For instance, consider Yager’s analysis of a 2010 study titled “False Allegations of Sexual Assault: An Analysis of Ten Years of Reported Cases.” The study is one of the few to examine false reports with specific reference to campus allegations, and is frequently cited by government officials and activists. David Lisak, a former associate professor of psychology at UMass Boston and a prominent consultant on campus sexual assault, is the lead author; when he and his co-authors reviewed the reports of sexual assault at one northeastern university to determine what percentage were false, they concluded that the figure was not quite 6 percent. “Over 90 percent of reports of rape are not fabrications. They’re not false allegations,” he said in a videotaped interview describing the research.
Yager writes, however, that about 45 percent of the cases Lisak reviewed did not proceed, because there was insufficient evidence, or the complainant withdrew from the process or couldn’t identify the perpetrator, or the allegation did not rise to the level of a sexual assault.
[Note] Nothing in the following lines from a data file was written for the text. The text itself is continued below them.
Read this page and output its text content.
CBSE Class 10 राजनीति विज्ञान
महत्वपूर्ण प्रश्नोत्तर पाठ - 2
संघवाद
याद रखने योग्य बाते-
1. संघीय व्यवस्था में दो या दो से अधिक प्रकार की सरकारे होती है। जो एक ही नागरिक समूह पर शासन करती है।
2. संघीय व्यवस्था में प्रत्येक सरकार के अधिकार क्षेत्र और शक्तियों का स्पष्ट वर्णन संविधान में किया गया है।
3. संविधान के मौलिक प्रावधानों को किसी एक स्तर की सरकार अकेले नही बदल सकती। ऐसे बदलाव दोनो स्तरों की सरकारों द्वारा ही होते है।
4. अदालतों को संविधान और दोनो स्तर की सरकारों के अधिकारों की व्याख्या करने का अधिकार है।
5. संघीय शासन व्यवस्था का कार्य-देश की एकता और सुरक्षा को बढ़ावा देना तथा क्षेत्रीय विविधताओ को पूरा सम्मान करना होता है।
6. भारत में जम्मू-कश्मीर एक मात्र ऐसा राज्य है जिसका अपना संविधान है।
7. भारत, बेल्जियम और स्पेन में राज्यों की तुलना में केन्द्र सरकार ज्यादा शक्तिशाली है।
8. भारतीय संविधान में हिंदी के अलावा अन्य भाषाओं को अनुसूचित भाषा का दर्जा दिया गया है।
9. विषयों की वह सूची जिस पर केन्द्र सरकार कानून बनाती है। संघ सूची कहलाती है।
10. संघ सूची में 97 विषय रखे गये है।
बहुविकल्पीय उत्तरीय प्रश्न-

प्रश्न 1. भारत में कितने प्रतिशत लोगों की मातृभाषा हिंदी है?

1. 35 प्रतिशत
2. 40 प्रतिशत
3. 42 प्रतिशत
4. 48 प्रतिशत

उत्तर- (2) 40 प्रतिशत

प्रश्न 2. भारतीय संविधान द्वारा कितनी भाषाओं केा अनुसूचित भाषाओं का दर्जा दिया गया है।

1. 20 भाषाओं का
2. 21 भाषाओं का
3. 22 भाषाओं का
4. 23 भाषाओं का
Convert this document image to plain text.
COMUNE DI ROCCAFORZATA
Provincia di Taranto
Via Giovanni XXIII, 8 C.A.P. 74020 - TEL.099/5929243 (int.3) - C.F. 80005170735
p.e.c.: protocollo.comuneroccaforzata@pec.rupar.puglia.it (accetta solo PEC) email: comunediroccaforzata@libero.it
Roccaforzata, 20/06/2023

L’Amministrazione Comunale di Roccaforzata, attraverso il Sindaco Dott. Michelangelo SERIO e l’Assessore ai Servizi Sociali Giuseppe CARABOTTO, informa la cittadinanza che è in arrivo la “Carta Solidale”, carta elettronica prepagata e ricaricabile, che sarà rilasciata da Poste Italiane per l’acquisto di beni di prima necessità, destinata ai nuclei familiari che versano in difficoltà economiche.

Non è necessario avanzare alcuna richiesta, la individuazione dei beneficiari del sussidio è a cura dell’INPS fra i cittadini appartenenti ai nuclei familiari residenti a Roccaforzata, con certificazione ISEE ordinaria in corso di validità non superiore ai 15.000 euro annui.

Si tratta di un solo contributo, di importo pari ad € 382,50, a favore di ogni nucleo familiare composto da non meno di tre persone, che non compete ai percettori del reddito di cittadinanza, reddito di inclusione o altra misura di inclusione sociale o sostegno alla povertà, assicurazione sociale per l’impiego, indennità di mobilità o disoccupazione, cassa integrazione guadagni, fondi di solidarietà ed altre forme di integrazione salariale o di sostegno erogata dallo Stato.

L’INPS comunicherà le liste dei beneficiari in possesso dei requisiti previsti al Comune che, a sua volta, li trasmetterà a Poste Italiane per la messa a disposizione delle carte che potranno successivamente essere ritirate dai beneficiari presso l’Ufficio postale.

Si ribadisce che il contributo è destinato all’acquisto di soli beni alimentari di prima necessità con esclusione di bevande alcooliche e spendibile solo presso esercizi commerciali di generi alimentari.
In other words, no one could possibly determine whether these claims were true or false.
“Policy is being driven,” Yager wrote in his analysis, by the idea “that false allegations are exceedingly rare.” But we simply don’t know how rare they are. What’s more, no legal or moral system purporting to be just can make presumptions about individual cases based on statistics. For many years, feminist activists have said that the legal system and culture tend to prejudge assault claims, with an inclination toward believing men over women, accused over accuser. They have rightly pointed out the deep injustice of that bias. But it is also unjust to be biased against the accused.
A troubling paradox within the activist community, and increasingly among administrators, is the belief that while women who make a complaint should be given the strong benefit of the doubt, women who deny they were assaulted should not necessarily be believed. The rules at many schools, created in response to federal directives, require employees (except those covered by confidentiality protections, such as health-care providers) to report to the Title IX office any instance of possible sexual assault or harassment of which they become aware. One result is that offhand remarks, rumors, and the inferences drawn by observers of ambiguous interactions can trigger investigations; sometimes these are not halted even when the alleged victim denies that an assault occurred.